Norway is extremely homogenous, with fewer than 5% of Norwegian citizens having a non-Germanic ethnic background. For us, coming from 10+ years in Canada, of which the last 6 were spent in the Toronto area - home of multiculturalism - it's been interesting to once again experience such homogeneity up close.
I knew, coming in, that this would be a transition, but it still amuses me just how similar people are here.
...I don't just mean physically - although the vast majority of our community is white and fair. Benjamin's class has two students who are of a visibly different ethnicity (they are both from India), but Christopher's class does not have a single child whom I would suspect originally hailed from another country.

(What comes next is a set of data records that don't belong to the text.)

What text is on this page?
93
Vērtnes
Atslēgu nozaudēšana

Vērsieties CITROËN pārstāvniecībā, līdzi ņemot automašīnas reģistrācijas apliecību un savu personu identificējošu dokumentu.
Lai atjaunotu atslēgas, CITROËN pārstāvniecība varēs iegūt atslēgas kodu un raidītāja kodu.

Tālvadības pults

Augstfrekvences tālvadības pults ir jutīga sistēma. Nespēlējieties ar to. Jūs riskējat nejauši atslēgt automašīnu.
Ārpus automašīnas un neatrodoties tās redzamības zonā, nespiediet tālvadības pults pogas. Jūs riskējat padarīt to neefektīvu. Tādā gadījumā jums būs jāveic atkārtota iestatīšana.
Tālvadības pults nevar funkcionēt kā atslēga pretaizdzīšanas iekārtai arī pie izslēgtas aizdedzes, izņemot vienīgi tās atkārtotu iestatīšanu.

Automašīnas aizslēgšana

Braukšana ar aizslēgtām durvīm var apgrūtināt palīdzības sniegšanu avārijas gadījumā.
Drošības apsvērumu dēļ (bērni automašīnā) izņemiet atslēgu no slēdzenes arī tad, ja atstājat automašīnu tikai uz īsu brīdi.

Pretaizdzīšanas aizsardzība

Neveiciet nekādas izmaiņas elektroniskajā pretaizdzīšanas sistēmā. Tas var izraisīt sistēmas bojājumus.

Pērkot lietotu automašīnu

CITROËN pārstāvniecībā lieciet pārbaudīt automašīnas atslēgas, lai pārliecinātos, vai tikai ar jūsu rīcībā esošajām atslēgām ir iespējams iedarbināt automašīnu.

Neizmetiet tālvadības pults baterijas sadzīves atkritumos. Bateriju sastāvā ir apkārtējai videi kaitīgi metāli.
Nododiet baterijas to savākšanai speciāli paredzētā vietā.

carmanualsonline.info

...or how we all dress our kids the same - although on any given day, one of my children will bring home a friend wearing the exact same sweater, shoes, gloves or bag. Apparently everyone in Norway shops for their boys at H&M.
...or how we all drive the same (silver) car, even though I on more than one occasion have gotten mad at the car key for refusing to open someone else's Golf.
What really makes me laugh is how we all do the same thing for the holidays. Such as the Easter holidays, where every man, woman and child head to the mountains for one last ski fest before spring can be welcomed with open arms.
The entire country shuts down. Try to schedule a work meeting with a Norwegian colleague during Easter. It's not going to happen. A broken down furnace? You're cold out of luck.
Nothing gets done in Norway during Easter, because there's no one around to do it. Walk into downtown Oslo, and it's like being in a ghost town.
There's no point in fighting it.
So go on, join the traffic on the single-lane highways heading up into the mountains for some sunny skiing in shorts. That's where the rest of Norway will be. And tomorrow afternoon, that's where we're planning to go, too.
Because in Norway, apparently, we're like everyone else.